Mirror, mirror on the wall: who is more Portuguese than me? The illusion of unity in an age of appearances

Today, I write from the heart. Setting aside the ethics and journalistic values that guide me, I could not resist sharing my opinion. Dear reader, they say distance brings people closer together. In the case of the Portuguese community in Canada, it has done the opposite: it has placed people into rigid boxes. What is troubling is not that the division exists, but that almost no one is shocked by it anymore.
There is an invisible map that today organizes parties, associations, friendships, and even silences. On one side, “those from the mainland.” On the other, “those from the islands.” And in between lies the question no one asks because the answer is uncomfortable: did we emigrate to become a Portuguese community, or to recreate the borders we already left behind in Portugal?
The division is felt everywhere. It is in the tables that form naturally at events, in the invitations that never arrive, in associations where certain names circulate with unspoken priority. It is not an open conflict. Worse than that, it has become a comfortable normality.
Here comes the uncomfortable part — the one many avoid because it touches pride, tradition, and memory. For decades, regional identity has been treated as heritage. And it is.
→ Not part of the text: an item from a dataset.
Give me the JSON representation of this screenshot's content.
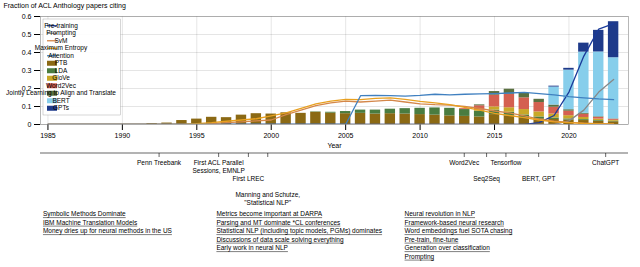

But it has also been used as a boundary. In Canada, far away from everything, that boundary stopped being geographical and became social. Harder to see, easier to ignore.
The result is a community that calls itself “strong,” but functions like small identity archipelagos. Islands within islands. Mainlands within mainlands. Everyone talking about unity that… does not exist.
Then there is the new generation — often mentioned in speeches, rarely listened to in practice. For those born in Canada or raised between two worlds, this division no longer makes sense. It is not tradition. It is not culture. It is inherited noise. And perhaps that is why it unsettles so many people: it exposes that what is protected as identity may simply be an unquestioned habit.
There are young people — and not-so-young people — hearing that they are “not really from here nor there,” as if belonging were a test with correct answers.
And here is the uncomfortable truth: this division strengthens nothing. It merely manages old fragilities. It creates an illusion of authenticity, but the price is fragmentation. And a fragmented community does not disappear — it loses its voice. And we are losing ours.
The simple truth is this: the diaspora is not divided out of inevitability, but because of a lack of willingness to confront what is uncomfortable. Because unity requires giving up small symbolic powers.
As an Azorean, for example, I see no sense in fragmenting what already unites us. An anthem should not become a symbol of division, and creating parallel versions only weakens our shared identity. I admire Natália Correia and recognize the strength of our culture and our people, but I do not support that idea. My anthem is the one of “against the cannons” — and that is enough for me. You may start throwing stones now…
Perhaps the new generation is unsettling because it does not reject culture, but refuses to inherit walls. And how much longer will we confuse emigration with carrying borders behind us?
In this community, appearances are valued more than substance: quantity over quality, image over culture, visibility over impact. People live to show, but rarely to serve. Dear reader, renewal means adding, not dividing or excluding.
So the question remains: who is afraid of youth — or of those who, regardless of age, think outside the usual box?
Speaking for myself: I deeply love the Azores — every island I know like the palm of my hand — but I never forget that Portugal is a single, indivisible whole, greater than any one of its parts — a nation made of islands, mainland, and stories that complete one another.
I carry with me Minho, Alentejo, Lisbon, Porto, Madeira, and the Algarve. I carry — or perhaps bring — an entire country that recognizes itself through difference and grows stronger through unity.
It is time — it is always time — for us to be better.